Despite overflowing Twitter feeds, unending notification pings, busier schedules, and a lust for just getting to the point, there’s an opportunity for the podcast to tell stories worth paying attention to.

That’s a huge ask, even to someone who respects, appreciates, and creates longform storytelling. And yet, I happily capitulated, as did millions of others. Some things are worth directing attention to, and of all things, I was shown that a podcast could be included in that camp.

You’re still here, right?

Perhaps no one was looking for the next great storytelling medium, but the podcast has reemerged as a contender. It’s interesting that, in some respects, this is simply history repeating itself.
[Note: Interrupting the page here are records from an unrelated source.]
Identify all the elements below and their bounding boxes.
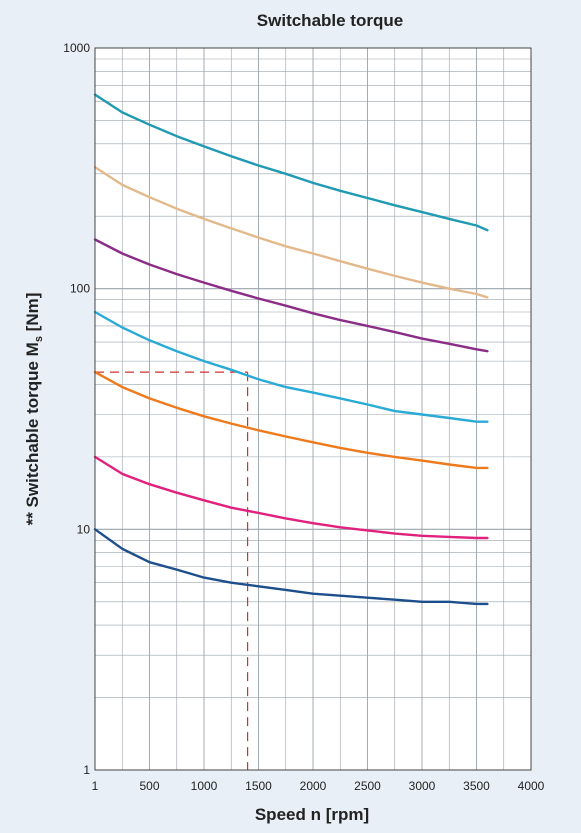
x-tick-label: 2500 <box>354 779 381 793</box>
grid <box>95 48 531 770</box>
series-line-7 <box>93 528 489 606</box>
x-tick-label: 4000 <box>518 779 545 793</box>
series-line-2 <box>93 165 489 299</box>
series-line-5 <box>93 370 489 470</box>
series-line-6 <box>93 455 489 540</box>
x-tick-label: 1 <box>92 779 99 793</box>
y-tick-label: 100 <box>70 282 90 296</box>
marker-group <box>95 371 249 770</box>
x-tick-label: 3500 <box>463 779 490 793</box>
y-tick-label: 1 <box>83 763 90 777</box>
x-tick-label: 3000 <box>409 779 436 793</box>
y-axis-label: ** Switchable torque Ms [Nm] <box>23 293 45 526</box>
chart-title: Switchable torque <box>257 11 403 30</box>
y-axis-label-sub: s <box>33 336 45 342</box>
x-axis-ticks: 1 500 1000 1500 2000 2500 3000 3500 4000 <box>92 779 545 793</box>
y-tick-label: 1000 <box>63 41 90 55</box>
series-line-4 <box>93 310 489 423</box>
x-axis-label: Speed n [rpm] <box>255 805 369 824</box>
x-tick-label: 2000 <box>300 779 327 793</box>
y-axis-label-unit: [Nm] <box>23 293 42 336</box>
x-tick-label: 1000 <box>191 779 218 793</box>
plot-frame <box>94 47 532 771</box>
y-axis-label-main: ** Switchable torque M <box>23 342 42 525</box>
y-axis-ticks: 1 10 100 1000 <box>63 41 90 777</box>
x-tick-label: 1500 <box>245 779 272 793</box>
series-group <box>93 93 489 606</box>
series-line-1 <box>93 93 489 232</box>
x-tick-label: 500 <box>139 779 159 793</box>
y-tick-label: 10 <box>77 522 91 536</box>
series-line-3 <box>93 238 489 353</box>
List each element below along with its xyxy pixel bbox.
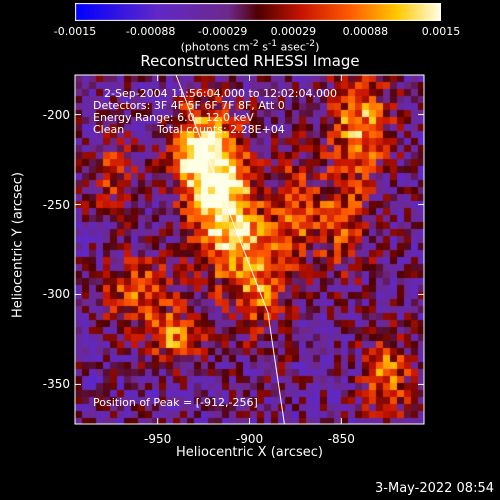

Some of mankind’s greatest stories have been told over radio, where a single microphone transmits an unedited voice — and all of the emotion, power, and direction that entails — to anyone with an ear to hear. Despite overflowing Twitter feeds, unending notification pings, busier schedules, and a lust for just getting to the point, there’s an opportunity for the podcast to tell stories worth paying attention to.

If you’ve got a few extra hours this holiday season, consider a podcast. It doesn’t have to be Serial — we’ve listed five other great listens on a sidebar along this article. You might be surprised with how amazing it feels to pay attention to something for longer than a moment. I certainly was.